On a recent run by the 40-passenger Bulgarian Geroiv Sevastopola (Heroes of Sevastopol) from Poti to Ilychevsk, 17 paying passengers were on the manifest: a Georgian family emigrating to Ukraine, a 92- year old ethnic Mingrel (from the Caucasus region) visiting relatives in Kharkiv, three Dutch motorists and their intrepid Toyota 4-wheeler and Suzuki motorcycle back from Iran, a Deutsche Presse-Agentur dpa reporter, and assorted lorry drivers from Georgia, Ukraine, and Azerbaijan.
Freight noted aboard included a dozen or so ancient Kazakh freight cars, refrigerated and conventional lorries, a high-milage Mercedes 500 destined for resale at a suspiciously low price in Ukraine, and five semis trailers loaded with stage kit for - no joke! - Elton John's road show.

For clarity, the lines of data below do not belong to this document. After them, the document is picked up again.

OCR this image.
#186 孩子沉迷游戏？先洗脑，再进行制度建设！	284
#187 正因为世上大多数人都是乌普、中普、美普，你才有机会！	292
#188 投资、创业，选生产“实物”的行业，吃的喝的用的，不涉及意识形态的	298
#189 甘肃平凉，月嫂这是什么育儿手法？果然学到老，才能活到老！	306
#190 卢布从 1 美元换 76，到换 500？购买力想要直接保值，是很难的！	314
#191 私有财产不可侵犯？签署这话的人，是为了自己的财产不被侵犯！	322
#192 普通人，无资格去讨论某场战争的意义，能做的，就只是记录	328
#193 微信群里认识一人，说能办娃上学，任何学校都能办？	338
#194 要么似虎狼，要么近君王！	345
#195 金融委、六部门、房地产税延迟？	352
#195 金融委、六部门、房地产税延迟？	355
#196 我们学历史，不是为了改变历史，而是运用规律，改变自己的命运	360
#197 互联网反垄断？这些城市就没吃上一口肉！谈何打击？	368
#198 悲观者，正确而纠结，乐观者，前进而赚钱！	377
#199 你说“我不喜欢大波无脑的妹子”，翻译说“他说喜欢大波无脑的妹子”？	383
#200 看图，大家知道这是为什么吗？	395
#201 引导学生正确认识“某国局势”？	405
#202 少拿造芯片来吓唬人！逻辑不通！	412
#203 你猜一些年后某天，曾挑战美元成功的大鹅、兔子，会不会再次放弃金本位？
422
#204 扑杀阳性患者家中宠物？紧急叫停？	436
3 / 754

A ship's arrival or departure can be delayed for reasons as varied as occupied wharves, contrary winds, storms, national holidays, the end of the local work day, and time needed to haul rail cars onto the ferry. Calls to Ukrferry offices or their Georgian counterpart Instra, can be frustrating - often the person answering will not be able to say exactly when the next ship is leaving. Waits of up to five days are not unheard of.
The best way to obtain tickets, if one doesn't speak Russian, the local lingua franca, is to trust their arrangement to an travel agent experienced in the region - and even then some agents argue whether booking a passage on the Ukrferry boat is even possible.
But possible it is, even for a non-Russian speaker. Persistent telephone calls or even better personal visits to Ukrferry offices in Kiev or Odessa, or the Georgia agent Instra in the cities Tbilisi or Poti, will generally uncover an English-speaker willing to sell a ticket. Especially in Georgia, staff are extremely helpful and enthusiastic about bringing a "real foreigner" (someone not from the former Soviet Union) on board.
The upside is, the trans-Black Sea ferry is one of the region's few great travel deals. For 160 dollars aboard the relatively nice Greifswald or 120 dollars on the other four more Spartan ferries, one crosses the Black Sea in about 40 - 48 hours, living in a two person cabin with its own shower and hot water, eating three meals a day, and having the run of about one-third of the freighter.
Food depends on the crew's nationality, with the Bulgarians offering a diet heavy in meat and spiced vegetables, and the Ukrainians cooking up soups, dairy products, and cereals. Neither option resembles cruise ship all-you-can eat buffets; this is simple working man's fare on a plate. Service and food quality is considered better on the Greifswald.
There are plenty of things one can do to make the trip easier. Take a towel, shower shoes, instant coffee or tea bags, a way to boil water, and extra fruit and vegetables. Be sure you can carry your luggage easily, and preferably on your back: en route to your cabin you will climb the equivalent of six stories via narrow steps, and unless you are escorting small children or are over the age of 75 no one will help you.
Sounds rough? Well, maybe, but there are definite benefits to riding a freighter as well: Mobile phones don't work except near the coast, excellent beer sold on the sly for 1 dollar a half-litre, dolphins, unlimited free time, no security checks or X-ray machines whatsoever, Crimea coming over the horizon, actually friendly customs officers at both ends, and - perhaps best of all - a ship's safety briefing consisting of the single question "Have you ever been in a ship like this before?", which if answered "yes" ends the instruction.